787. Sliding Puzzle

• Difficulty: Hard

• Topics: Breadth-first Search

• Similar Questions:

Problem:

On a 2x3 board, there are 5 tiles represented by the integers 1 through 5, and an empty square represented by 0.

A move consists of choosing 0 and a 4-directionally adjacent number and swapping it.

The state of the board is solved if and only if the board is [[1,2,3],[4,5,0]].

Given a puzzle board, return the least number of moves required so that the state of the board is solved. If it is impossible for the state of the board to be solved, return -1.

Examples:

Input: board = [[1,2,3],[4,0,5]]
Output: 1
Explanation: Swap the 0 and the 5 in one move.

Input: board = [[1,2,3],[5,4,0]]
Output: -1
Explanation: No number of moves will make the board solved.

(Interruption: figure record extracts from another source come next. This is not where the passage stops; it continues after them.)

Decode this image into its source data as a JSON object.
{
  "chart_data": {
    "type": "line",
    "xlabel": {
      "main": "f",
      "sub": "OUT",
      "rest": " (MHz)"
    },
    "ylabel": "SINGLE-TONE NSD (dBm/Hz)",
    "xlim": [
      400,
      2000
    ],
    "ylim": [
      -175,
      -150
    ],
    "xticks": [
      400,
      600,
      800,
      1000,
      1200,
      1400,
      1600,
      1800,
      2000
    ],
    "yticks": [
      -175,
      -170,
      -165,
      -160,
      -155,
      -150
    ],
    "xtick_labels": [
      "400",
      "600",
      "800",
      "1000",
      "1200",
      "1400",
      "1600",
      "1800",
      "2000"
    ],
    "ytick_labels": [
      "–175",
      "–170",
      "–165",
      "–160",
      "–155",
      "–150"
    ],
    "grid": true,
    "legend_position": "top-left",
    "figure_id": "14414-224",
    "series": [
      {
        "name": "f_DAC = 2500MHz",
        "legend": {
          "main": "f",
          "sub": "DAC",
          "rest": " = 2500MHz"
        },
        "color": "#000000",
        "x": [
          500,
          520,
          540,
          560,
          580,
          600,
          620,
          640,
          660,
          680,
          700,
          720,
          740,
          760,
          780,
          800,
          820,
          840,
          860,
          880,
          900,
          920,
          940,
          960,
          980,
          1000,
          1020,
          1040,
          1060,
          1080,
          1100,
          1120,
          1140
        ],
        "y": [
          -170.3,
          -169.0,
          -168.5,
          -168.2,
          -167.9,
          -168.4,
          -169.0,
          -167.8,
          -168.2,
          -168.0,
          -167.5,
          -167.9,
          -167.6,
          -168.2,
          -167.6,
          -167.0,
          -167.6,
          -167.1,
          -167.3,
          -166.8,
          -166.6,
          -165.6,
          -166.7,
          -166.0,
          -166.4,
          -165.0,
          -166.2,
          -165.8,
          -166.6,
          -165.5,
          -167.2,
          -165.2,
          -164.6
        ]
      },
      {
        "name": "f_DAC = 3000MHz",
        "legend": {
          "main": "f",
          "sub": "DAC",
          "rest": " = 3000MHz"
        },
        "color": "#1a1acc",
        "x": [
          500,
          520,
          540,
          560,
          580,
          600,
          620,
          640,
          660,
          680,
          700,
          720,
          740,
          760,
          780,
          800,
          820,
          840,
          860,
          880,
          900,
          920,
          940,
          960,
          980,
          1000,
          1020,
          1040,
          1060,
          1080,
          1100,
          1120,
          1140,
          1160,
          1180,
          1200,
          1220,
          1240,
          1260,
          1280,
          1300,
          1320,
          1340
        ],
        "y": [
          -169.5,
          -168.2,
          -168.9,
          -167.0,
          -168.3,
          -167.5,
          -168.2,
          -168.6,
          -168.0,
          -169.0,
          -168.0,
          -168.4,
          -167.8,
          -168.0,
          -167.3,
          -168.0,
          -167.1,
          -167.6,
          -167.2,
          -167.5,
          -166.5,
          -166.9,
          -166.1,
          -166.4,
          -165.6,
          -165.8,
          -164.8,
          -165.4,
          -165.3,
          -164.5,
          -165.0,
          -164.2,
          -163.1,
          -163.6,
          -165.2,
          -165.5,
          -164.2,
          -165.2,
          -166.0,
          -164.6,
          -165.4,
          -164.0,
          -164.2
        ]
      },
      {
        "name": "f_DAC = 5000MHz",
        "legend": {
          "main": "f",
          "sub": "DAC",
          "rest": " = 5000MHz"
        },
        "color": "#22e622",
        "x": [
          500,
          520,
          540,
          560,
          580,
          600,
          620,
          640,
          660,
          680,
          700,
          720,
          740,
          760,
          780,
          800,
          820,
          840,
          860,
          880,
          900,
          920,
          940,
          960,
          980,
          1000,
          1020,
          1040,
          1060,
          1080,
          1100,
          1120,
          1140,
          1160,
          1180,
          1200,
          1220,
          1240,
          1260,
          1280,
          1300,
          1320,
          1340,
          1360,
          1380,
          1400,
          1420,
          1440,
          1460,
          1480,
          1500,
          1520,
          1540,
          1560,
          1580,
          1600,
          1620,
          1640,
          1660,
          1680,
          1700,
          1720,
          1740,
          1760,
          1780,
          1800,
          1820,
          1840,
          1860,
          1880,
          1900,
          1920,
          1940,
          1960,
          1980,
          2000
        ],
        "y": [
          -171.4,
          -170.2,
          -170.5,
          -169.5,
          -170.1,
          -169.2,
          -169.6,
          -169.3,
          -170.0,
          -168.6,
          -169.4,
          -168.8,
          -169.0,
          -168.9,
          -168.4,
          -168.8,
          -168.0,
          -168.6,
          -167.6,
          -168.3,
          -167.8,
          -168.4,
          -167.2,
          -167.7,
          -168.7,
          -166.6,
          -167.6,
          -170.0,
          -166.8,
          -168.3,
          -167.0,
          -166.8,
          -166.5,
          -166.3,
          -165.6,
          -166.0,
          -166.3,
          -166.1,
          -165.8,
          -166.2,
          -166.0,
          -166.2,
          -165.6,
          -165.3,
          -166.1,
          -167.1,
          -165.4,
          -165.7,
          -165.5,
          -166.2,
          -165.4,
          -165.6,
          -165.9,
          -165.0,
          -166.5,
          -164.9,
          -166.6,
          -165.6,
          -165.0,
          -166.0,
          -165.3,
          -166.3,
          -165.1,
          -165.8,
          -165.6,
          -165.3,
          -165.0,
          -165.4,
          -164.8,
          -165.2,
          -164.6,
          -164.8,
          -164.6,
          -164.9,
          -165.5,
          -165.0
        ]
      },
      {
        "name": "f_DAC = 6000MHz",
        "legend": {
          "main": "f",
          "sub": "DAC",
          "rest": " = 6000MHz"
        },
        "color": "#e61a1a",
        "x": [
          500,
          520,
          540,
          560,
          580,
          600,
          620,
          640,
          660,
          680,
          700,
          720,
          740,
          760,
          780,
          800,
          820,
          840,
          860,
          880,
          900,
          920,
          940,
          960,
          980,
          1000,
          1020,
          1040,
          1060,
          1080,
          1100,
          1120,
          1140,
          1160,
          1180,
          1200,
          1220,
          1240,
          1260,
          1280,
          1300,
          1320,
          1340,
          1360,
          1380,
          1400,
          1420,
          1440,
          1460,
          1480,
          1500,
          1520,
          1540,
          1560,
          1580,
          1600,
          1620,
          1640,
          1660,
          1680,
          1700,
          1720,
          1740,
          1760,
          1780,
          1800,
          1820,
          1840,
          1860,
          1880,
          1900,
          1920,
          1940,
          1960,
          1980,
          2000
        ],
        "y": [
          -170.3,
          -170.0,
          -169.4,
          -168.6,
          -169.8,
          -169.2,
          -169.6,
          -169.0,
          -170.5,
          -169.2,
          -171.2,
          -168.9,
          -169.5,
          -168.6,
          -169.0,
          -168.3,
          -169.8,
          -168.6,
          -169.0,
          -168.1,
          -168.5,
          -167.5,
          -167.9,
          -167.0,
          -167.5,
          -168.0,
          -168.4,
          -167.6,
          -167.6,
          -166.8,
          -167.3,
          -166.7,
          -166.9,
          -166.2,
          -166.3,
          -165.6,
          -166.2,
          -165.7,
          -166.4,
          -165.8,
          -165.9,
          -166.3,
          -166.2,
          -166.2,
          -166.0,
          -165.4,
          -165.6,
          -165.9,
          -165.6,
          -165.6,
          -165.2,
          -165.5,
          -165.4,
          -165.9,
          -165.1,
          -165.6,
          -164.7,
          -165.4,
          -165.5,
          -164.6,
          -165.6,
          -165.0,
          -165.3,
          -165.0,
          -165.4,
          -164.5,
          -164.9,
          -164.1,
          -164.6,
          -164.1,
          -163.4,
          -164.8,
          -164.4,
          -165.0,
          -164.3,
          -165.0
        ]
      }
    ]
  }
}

Input: board = [[4,1,2],[5,0,3]]
Output: 5
Explanation: 5 is the smallest number of moves that solves the board.
An example path:
After move 0: [[4,1,2],[5,0,3]]
After move 1: [[4,1,2],[0,5,3]]
After move 2: [[0,1,2],[4,5,3]]
After move 3: [[1,0,2],[4,5,3]]
After move 4: [[1,2,0],[4,5,3]]
After move 5: [[1,2,3],[4,5,0]]

Input: board = [[3,2,4],[1,5,0]]
Output: 14

Note:

• board will be a 2 x 3 array as described above.
• board[i][j] will be a permutation of [0, 1, 2, 3, 4, 5].

Solutions:

class Solution {
public:
    int slidingPuzzle(vector<vector<int>>& board) {
        string start;
        int row, col;
        for (int i = 0; i < 2; ++i) {
            for (int j = 0; j < 3; ++j) {
                start.push_back(board[i][j] + '0');
                if (board[i][j] == 0) {
                    row = i;
                    col = j;
                }
            }
        }

        unordered_set<string> visited;
        queue<pair<string, int>> q;
        q.push({start, 3 * row + col});
        string end = "123450";

        int ret = 0;
        while (!q.empty()) {
            int size = q.size();
            for (int i = 0; i < size; ++i) {
                string state = q.front().first;
                int pos = q.front().second;
                q.pop();

                if (visited.count(state) > 0)   continue;
                visited.insert(state);

                if (state == end)   return ret;
                for (auto neighbor : neighbors[pos]) {
                    swap(state[pos], state[neighbor]);
                    q.push({state, neighbor});
                    swap(state[pos], state[neighbor]);
                }
            }
            ++ret;
        }

        return -1;
    }

private:
    vector<vector<int>> neighbors = {
        {1, 3}, // 0
        {0, 2, 4}, // 1
        {1, 5}, // 2
        {0, 4}, // 3
        {1, 3, 5}, // 4
        {2, 4}, // 5
    };

};